THE DUTCH INNOVATION BOX REGIME

The Dutch Innovation Box, for example, provides for a special tax regime under which all income allocable to qualifying intellectual property is subject to an effective Dutch corporate tax rate of 5 percent (instead of the statutory rate of 25 percent). Since its introduction in 2007, the Innovation Box has provided significant tax benefits to numerous companies, both small and large. The Innovation Box can be used for intangible assets, developed or created in-house, for which a patent has been granted in the Netherlands or elsewhere, or acquired patented assets. Trademarks and logos do not qualify for the Innovation Box.

CONDITIONS AND CHARACTERISTICS

To benefit from the Innovation Box facility, the main requirement is that the intangible asset is either self-developed; or (ii) a result of further development of an acquired intangible asset.

The Innovation Box is optional. The taxpayer may choose whether or not to apply for the Innovation Box facility for a particular intangible asset. once an intangible fixed asset has been placed “in the box” this choice cannot be reversed. However, the intangible asset can be removed from the box if it is sold.

The level of profit attributable to the particular intangible asset depends on the importance and the level of R&D activities within the company, as well as the number of patents and R&D certificates (i.e. a transfer pricing exercise).

EU INFLUENCE

In March 2014, the European Commission issued enquiries regarding the possibility of granting a selective advantage, using an Innovation Box regime, to a particular group of companies that were in breach of EU state aid rules to several EU member states. In November 2014, an Anglo-German proposal for rules on preferential intellectual property tax regimes was announced. It is currently being implemented in the UK and Germany.

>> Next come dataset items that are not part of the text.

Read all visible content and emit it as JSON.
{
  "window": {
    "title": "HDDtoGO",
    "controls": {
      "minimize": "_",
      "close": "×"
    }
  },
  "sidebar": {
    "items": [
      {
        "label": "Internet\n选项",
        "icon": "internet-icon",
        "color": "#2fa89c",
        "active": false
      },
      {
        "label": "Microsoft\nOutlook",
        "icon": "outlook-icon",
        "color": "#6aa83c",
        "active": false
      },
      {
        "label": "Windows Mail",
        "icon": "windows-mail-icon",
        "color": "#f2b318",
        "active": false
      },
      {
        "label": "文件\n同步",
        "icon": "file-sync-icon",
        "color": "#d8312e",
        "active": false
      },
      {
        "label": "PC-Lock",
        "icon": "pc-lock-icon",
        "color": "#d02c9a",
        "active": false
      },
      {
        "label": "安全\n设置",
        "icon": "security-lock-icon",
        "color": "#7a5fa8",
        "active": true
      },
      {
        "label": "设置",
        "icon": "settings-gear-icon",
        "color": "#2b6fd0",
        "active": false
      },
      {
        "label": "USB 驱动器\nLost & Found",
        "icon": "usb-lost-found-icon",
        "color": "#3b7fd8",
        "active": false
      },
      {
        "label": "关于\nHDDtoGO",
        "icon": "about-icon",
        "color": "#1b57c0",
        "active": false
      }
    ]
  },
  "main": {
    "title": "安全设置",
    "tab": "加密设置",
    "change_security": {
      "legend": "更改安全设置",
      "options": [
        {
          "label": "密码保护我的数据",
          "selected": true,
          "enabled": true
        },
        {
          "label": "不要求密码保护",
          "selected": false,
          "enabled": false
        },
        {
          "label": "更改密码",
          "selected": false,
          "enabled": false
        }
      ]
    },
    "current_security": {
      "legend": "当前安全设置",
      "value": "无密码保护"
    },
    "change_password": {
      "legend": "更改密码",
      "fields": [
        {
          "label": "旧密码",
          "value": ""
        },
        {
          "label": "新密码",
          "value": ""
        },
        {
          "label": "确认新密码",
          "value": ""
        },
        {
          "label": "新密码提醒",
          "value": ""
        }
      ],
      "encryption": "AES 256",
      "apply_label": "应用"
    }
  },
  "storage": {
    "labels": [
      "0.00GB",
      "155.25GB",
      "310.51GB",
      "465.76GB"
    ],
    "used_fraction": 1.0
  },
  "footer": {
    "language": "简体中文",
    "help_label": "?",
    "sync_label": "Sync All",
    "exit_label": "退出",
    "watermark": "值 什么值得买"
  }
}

Based on talks at the EU’s Economic and Financial Affairs Council (“ECoFIN”) and the organization for Economic Co-operation and Development (“oECD”) last year, we expect international restrictions to be placed on the applicability of Innovation Boxes for certain intangible assets. If that happens, it is likely that alternative preferential Innovation Boxes may be introduced, as well as grandfathering provisions to enable companies already making use of the current Innovation Boxes, including the Dutch one, to benefit for several more years.